Güzellik ödülü Macar büyükusta Gideon Barsa’nın dış görünüşü kendi özel hayatında olduğu gibi matematikçi görünümüne sahipmiş. Uzun boylu, zayıf ve bir o kadar da çirkin. En güzel parti ödülünü kazandığı bir turnuvadan dönüş sırasında şöyle bir olay yaşanmış. Eşyasını kontrol eden gümrükmemuru, mermerden yapılan heykelciği görünce bunun ne olduğunu sormuş. Büyükusta güzellik ödülü kazandığını söyleyince,gümrük memuru bir ödüle ve bir de ustaya baktıktan sonra: Diğerlerinin nasıl olduğunu tahmin edebiliyorum! - demiş.

Dünya şampiyonluğu rövanş maçını kaybettikten sonra Capablanca, satranç oyununa yeni bir taşın girmesini öneriyor.
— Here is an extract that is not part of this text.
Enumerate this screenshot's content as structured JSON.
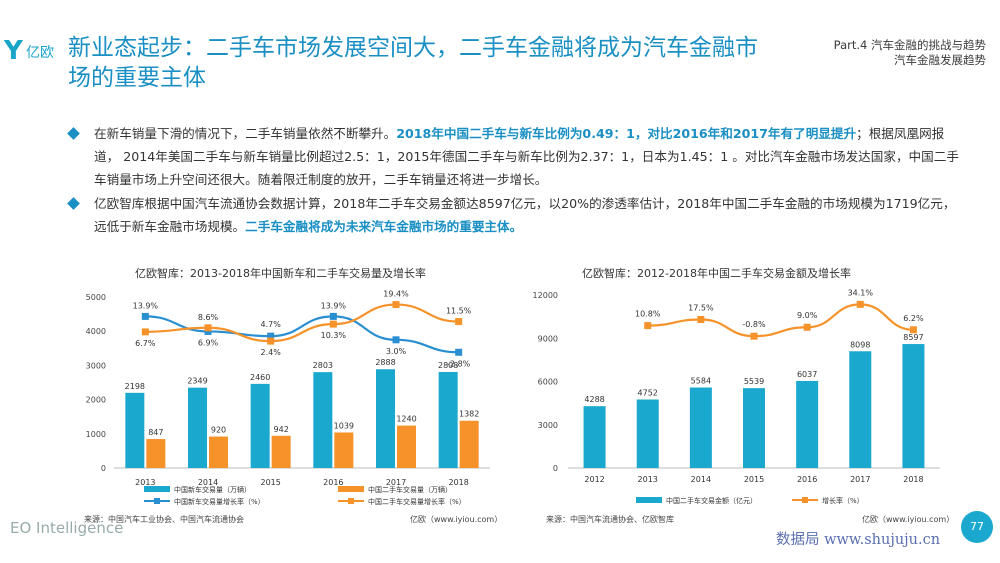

Bu yeni taş hem Vezir, hem de At gibi hareket edebilecek ve adı da Marshal (mareşal) olacak. Amerikalı büyükusta Frank Marshall bu fikri duyunca Capablanca’ya teşekkür etmiş ve: ”Yinede o bu yeni taşa kendi adını versin” demiş. Sonuçta ”marshal” taşı hiçbir zaman turnuvalarda görülmemiş.